Bernhardt seemed sympathetic. “Sí . But. Then you will be asked to trust your amigo and not the dueño. He understands that. That is better too.”
“And what if I don’t?”
“Then you should leave the country now,” Bernhardt said. “I wouldn’t blame you. You owe nothing to me.”
It seemed like the point he’d been working down to the whole time, the point of taking Sonny’s place, some necessary penance.
“Do you recognize the woman?” Bernhardt said. He seemed pleased with himself.
“I don’t know what you’re talking about,” Quinn said.
Bernhardt looked at the periférico without interest. “In the mansión. The woman there?”
“I didn’t recognize anybody,” Quinn said.
“Bueno,” Bernhardt said, and turned off the periférico up into the dark streets toward the Centro. They passed the calle de putas. Rae was sleeping still. Bernhardt glanced sideways, but the street was empty, and there were no lights burning along the little block of whores’ cribs. “But you do see what I risk for you, though. You see that? It’s as if we are friends.”
“Sure,” Quinn said. “That’s great.”
“That’s all that matters to me,” Bernhardt said. “That’s enough. Tell me what you dream about, Señor Quinn.”
“Getting out of here,” Quinn said. “I don’t have room for anything else.”
TWO WOMEN SAT in the Portal de Flores, drinking beers and talking in the blue fluorescence. They looked like English women. Something in the way they sat in their chairs, too straight, holding their beers with their fingers extended. The Centro was empty except for a few police and the soldiers in campaign coats shadowing the street corners. As they passed it, Quinn peered in through the pink, Moorish arches of the Monte Albán, where they would be in an hour. He thought, for some reason, he might see Deats there. Lights inside were blue and filmy, and he could see into the atrium, the skeletal dining tables set in lines. Nobody moved and there was nothing else to see.
“I need to telephone,” Bernhardt said in a businesslike way. “Then I drive to get your luggage.”

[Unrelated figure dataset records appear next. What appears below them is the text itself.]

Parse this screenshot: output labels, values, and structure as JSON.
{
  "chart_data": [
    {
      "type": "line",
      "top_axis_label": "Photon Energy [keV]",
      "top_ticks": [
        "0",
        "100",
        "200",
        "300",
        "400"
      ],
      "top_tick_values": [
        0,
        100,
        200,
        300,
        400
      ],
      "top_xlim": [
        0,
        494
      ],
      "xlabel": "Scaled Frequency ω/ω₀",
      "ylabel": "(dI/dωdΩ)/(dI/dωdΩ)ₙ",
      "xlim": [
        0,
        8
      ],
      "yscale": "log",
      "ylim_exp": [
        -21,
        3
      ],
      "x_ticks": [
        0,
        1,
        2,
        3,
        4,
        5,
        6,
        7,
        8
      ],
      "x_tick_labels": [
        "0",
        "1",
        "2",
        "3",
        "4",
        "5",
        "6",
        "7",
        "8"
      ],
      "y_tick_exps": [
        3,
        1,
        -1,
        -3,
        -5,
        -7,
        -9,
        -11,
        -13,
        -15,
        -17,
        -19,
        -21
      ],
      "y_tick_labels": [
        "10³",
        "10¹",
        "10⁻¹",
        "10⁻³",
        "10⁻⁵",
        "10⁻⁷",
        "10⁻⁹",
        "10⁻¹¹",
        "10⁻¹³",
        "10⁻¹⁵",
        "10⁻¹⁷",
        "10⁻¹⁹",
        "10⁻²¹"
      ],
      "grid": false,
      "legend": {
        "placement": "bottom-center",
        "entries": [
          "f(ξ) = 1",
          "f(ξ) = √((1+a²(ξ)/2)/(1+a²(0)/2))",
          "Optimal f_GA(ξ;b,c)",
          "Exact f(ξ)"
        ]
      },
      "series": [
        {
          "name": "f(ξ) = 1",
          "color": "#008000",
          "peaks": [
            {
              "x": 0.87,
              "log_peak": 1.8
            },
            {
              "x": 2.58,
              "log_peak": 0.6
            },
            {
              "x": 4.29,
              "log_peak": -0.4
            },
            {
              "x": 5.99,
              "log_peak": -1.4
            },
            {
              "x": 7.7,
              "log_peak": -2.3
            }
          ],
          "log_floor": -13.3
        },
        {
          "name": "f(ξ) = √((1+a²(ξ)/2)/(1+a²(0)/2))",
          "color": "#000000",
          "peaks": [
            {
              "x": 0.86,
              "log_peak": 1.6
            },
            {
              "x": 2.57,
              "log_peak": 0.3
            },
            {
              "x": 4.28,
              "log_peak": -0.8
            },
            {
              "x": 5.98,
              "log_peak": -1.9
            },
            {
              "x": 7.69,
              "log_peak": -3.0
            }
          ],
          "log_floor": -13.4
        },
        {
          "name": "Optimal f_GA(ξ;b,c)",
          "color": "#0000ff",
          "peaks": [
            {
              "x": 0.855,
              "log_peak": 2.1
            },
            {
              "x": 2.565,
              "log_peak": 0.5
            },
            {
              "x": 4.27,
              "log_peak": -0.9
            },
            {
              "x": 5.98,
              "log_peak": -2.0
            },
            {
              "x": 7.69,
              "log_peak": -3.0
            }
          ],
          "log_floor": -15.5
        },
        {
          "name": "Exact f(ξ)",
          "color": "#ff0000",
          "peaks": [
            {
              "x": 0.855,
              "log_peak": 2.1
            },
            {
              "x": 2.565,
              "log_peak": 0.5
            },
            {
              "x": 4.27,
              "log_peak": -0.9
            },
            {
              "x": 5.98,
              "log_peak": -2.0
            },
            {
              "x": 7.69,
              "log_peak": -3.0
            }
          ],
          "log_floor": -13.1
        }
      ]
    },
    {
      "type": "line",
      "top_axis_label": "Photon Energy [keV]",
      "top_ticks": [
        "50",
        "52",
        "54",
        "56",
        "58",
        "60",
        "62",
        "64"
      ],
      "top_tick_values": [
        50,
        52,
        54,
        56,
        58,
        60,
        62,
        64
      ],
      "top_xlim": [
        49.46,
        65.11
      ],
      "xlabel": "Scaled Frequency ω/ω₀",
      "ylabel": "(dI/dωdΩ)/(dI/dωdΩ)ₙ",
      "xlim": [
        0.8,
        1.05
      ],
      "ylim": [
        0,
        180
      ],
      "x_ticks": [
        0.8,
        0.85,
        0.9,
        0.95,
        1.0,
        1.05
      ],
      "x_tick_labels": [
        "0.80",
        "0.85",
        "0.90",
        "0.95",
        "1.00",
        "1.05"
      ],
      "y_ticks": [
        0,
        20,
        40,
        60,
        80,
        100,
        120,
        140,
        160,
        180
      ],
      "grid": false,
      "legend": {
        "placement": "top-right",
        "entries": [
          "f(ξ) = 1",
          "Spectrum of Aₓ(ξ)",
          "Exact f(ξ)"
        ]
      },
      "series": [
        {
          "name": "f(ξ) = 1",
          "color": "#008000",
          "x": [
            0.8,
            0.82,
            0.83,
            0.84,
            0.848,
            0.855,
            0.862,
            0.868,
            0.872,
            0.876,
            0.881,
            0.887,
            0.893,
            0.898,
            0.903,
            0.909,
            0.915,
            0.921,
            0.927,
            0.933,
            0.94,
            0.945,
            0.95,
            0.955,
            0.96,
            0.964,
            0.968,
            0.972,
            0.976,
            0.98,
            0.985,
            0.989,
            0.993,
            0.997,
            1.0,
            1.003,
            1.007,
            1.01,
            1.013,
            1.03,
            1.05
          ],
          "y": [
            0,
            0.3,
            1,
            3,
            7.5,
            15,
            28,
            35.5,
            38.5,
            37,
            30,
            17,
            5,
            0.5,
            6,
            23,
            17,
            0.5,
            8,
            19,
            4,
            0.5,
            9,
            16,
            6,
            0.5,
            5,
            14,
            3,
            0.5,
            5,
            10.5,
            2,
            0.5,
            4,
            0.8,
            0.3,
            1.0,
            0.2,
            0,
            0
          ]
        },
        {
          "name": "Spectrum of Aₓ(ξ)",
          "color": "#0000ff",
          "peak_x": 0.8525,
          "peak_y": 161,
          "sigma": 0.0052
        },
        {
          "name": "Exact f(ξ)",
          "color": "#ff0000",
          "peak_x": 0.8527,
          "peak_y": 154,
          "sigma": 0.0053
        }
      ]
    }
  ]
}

Bernhardt didn’t notice the soldiers. He turned past the university buildings up Cinco de Mayo and rolled noisily up the cobbles.
The streetlights here were pale and gauzy. A dim, prestorm clarity froze the façades and made the sky flat and seamless. There were no cars on the street and no one was walking. When the Mercedes stopped, the street was silent and Quinn listened for sounds in either direction and heard nothing until the air softly began a low sibilance that covered everything, like the night expiring.